La pregunta dejó al joven descolocado, pensó y analizó todo lo que le había pasado durante el trayecto, pero no había recibido ninguna lección importante.

- Nada, contestó.- Solo me he topado con gente y sus rutinas diarias.
- Nada, vaya, como lo siento.- Le respondió el sabio.- Y sin embargo has recibido cinco lecciones muy importantes.
- ¿Cuáles?
- Que tienes unos ojos que no ven la vida, unos oídos que no la oyen, una lengua que no la paladea, una nariz que no la huele y un tacto que no la siente. Estás más ciego que la joven del peine, más sordo que el leñador, más augésico que la niña, más anósmico que el soldado y tus manos es como si estuviesen amputadas como las de la mujer cantante.
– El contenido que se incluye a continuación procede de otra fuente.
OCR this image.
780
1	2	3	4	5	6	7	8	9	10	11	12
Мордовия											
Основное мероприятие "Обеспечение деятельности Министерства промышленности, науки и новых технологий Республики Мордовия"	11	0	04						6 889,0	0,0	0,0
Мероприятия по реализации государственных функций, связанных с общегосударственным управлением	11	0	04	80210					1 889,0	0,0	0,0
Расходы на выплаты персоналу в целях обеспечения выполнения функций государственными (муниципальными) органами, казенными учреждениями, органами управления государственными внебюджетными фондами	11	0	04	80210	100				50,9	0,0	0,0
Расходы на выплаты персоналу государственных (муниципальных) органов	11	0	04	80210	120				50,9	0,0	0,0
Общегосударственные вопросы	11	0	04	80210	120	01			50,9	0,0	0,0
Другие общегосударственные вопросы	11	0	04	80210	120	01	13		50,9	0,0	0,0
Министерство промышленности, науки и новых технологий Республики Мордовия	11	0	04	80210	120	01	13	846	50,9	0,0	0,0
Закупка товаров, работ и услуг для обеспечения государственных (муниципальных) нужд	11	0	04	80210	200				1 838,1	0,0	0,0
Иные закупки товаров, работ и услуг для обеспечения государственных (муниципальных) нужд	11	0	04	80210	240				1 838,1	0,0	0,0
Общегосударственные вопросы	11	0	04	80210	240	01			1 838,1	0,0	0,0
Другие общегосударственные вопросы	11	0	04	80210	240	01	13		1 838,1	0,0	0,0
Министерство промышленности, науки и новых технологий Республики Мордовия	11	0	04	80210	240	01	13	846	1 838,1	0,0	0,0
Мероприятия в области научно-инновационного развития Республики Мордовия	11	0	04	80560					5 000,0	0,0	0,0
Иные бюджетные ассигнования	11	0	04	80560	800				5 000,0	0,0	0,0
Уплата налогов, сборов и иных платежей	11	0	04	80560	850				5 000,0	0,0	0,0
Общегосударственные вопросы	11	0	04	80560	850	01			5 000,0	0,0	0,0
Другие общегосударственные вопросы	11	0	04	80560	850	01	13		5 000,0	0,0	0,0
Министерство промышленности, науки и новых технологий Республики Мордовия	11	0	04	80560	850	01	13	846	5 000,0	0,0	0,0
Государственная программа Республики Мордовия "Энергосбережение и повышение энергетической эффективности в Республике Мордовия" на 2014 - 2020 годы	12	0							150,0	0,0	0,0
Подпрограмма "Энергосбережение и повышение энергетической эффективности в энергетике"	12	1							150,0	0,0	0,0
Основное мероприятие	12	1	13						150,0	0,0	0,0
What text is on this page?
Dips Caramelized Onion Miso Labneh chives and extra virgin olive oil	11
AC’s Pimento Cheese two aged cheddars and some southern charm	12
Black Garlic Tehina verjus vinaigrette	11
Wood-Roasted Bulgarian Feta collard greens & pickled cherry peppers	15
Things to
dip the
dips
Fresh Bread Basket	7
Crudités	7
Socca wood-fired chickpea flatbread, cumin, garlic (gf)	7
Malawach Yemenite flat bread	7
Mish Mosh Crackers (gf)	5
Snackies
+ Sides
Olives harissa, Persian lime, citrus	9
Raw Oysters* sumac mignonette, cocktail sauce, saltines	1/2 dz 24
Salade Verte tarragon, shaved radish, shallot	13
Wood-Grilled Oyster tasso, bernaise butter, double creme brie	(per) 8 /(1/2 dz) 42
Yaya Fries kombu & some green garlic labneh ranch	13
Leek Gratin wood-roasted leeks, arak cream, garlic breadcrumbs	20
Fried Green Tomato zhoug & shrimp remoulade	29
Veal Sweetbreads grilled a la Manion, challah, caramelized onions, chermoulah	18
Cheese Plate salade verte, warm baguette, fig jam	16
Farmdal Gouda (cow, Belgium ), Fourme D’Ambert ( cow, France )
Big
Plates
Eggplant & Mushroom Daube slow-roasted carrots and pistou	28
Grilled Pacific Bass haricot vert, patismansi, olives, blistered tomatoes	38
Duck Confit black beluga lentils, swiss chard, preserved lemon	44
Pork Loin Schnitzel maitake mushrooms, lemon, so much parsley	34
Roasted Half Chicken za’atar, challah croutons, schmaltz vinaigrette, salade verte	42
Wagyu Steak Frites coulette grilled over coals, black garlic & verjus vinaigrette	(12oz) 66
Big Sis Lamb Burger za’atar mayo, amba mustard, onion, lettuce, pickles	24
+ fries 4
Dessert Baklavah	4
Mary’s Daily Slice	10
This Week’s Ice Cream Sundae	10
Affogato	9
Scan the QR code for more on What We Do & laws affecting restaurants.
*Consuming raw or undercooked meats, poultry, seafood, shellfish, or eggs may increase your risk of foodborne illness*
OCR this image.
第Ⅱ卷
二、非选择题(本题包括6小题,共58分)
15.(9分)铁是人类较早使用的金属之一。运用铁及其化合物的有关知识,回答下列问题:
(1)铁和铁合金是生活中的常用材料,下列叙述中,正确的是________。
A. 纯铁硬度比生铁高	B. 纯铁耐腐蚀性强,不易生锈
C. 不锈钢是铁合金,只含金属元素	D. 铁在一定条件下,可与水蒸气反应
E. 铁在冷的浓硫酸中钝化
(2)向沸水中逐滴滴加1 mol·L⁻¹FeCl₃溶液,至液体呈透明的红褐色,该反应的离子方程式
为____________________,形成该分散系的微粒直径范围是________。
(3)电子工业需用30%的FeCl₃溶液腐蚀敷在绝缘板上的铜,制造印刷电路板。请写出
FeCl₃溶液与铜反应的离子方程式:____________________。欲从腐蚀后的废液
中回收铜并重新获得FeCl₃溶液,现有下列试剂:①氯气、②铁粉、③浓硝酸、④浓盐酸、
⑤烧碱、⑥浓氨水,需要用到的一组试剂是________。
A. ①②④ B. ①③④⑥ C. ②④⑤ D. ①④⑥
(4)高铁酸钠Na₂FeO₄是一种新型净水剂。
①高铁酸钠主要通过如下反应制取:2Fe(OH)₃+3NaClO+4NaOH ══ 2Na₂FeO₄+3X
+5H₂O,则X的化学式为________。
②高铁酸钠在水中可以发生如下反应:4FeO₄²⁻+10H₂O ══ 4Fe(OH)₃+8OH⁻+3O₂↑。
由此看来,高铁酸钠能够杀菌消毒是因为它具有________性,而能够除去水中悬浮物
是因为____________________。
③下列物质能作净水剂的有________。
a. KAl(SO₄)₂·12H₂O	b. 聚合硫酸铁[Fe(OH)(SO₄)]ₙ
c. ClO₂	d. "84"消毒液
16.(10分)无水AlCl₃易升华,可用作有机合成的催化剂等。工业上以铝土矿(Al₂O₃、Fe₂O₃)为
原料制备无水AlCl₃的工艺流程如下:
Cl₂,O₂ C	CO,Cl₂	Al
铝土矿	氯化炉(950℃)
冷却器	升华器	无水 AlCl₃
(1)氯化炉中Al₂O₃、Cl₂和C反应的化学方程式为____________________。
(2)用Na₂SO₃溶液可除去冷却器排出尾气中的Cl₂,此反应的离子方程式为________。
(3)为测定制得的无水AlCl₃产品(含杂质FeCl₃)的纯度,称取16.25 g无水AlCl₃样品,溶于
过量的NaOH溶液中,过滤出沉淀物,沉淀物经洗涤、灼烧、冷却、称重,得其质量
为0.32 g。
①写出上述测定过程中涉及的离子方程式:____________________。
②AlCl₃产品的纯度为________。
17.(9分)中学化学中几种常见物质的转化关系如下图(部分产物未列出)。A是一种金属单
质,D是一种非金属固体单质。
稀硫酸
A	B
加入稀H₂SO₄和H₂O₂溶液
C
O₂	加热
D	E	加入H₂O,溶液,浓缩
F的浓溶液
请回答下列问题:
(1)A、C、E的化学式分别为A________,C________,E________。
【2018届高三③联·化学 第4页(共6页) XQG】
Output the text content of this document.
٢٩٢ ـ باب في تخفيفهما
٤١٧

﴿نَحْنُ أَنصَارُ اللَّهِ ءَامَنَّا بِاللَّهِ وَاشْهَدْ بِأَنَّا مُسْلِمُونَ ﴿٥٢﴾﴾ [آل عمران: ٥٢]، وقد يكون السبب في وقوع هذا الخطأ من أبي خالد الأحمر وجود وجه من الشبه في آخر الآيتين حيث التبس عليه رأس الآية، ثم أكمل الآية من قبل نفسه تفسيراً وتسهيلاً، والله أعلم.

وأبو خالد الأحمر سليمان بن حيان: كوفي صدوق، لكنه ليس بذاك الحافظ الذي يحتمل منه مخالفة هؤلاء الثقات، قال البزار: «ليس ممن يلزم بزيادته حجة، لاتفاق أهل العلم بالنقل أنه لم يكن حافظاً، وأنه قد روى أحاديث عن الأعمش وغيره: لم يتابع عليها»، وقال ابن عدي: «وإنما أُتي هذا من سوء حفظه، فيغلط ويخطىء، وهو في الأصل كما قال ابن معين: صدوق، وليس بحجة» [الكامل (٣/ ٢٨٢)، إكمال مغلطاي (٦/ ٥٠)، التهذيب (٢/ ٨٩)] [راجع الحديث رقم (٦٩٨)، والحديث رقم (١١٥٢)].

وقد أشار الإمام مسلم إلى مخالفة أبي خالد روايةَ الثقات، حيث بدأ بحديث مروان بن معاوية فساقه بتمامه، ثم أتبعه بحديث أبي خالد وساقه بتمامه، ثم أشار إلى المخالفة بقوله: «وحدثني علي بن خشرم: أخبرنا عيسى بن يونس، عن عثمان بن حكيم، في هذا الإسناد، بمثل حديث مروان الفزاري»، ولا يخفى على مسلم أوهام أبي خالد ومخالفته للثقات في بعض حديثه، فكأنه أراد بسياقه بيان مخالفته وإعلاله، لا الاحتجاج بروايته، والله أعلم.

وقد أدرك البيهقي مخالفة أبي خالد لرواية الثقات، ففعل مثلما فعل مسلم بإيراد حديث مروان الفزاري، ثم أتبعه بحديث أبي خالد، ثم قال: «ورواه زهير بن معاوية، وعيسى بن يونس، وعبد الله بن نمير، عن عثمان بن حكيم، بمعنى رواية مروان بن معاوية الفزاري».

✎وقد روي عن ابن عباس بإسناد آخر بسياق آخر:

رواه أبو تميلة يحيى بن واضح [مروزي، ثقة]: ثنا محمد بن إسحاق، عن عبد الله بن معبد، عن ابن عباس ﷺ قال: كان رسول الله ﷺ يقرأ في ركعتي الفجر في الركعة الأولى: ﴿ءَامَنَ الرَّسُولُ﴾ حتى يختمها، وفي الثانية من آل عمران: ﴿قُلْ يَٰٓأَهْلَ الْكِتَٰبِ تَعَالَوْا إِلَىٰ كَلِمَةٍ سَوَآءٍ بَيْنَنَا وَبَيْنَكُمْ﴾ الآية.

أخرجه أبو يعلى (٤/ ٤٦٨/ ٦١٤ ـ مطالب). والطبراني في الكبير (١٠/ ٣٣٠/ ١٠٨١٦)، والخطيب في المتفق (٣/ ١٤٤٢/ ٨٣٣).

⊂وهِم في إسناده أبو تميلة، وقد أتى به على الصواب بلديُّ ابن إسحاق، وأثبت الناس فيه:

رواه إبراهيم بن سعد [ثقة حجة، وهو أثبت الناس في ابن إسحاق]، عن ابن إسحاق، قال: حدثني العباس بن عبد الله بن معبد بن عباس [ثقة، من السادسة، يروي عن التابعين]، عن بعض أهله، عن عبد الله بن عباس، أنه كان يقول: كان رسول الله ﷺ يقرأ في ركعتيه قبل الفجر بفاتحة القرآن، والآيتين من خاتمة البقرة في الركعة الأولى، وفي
Aquellas palabras despertaron algo en su interior que el joven estudiante no había sentido nunca, algo en que en sus adentros parecía volver a la vida.

- Ahora lo entiendo maestro. Comprendo la diferencia entre la sabiduría y los conocimientos. Aquellas personas no podían ver, ni oír, ni oler, ni saborear ni dar un abrazo, pero si tenían algo que suplía todos y cada uno de mermados sentidos. Algo que yo a pesar de tener cada uno de ellos sanos, no he experimentado nunca, pero hay algo peor maestro.
- ¿Lo qué?
- Lo que suplía sus carencias era que sus corazones latían para vivir con felicidad a pesar de sus dolencias. Maestro, además de no ver, ni oír, ni oler, ni saborear, ni sentir, además de todo ello, lo peor de todo es que mi corazón no latía por la enorme alegría que supone el simple hecho de vivir.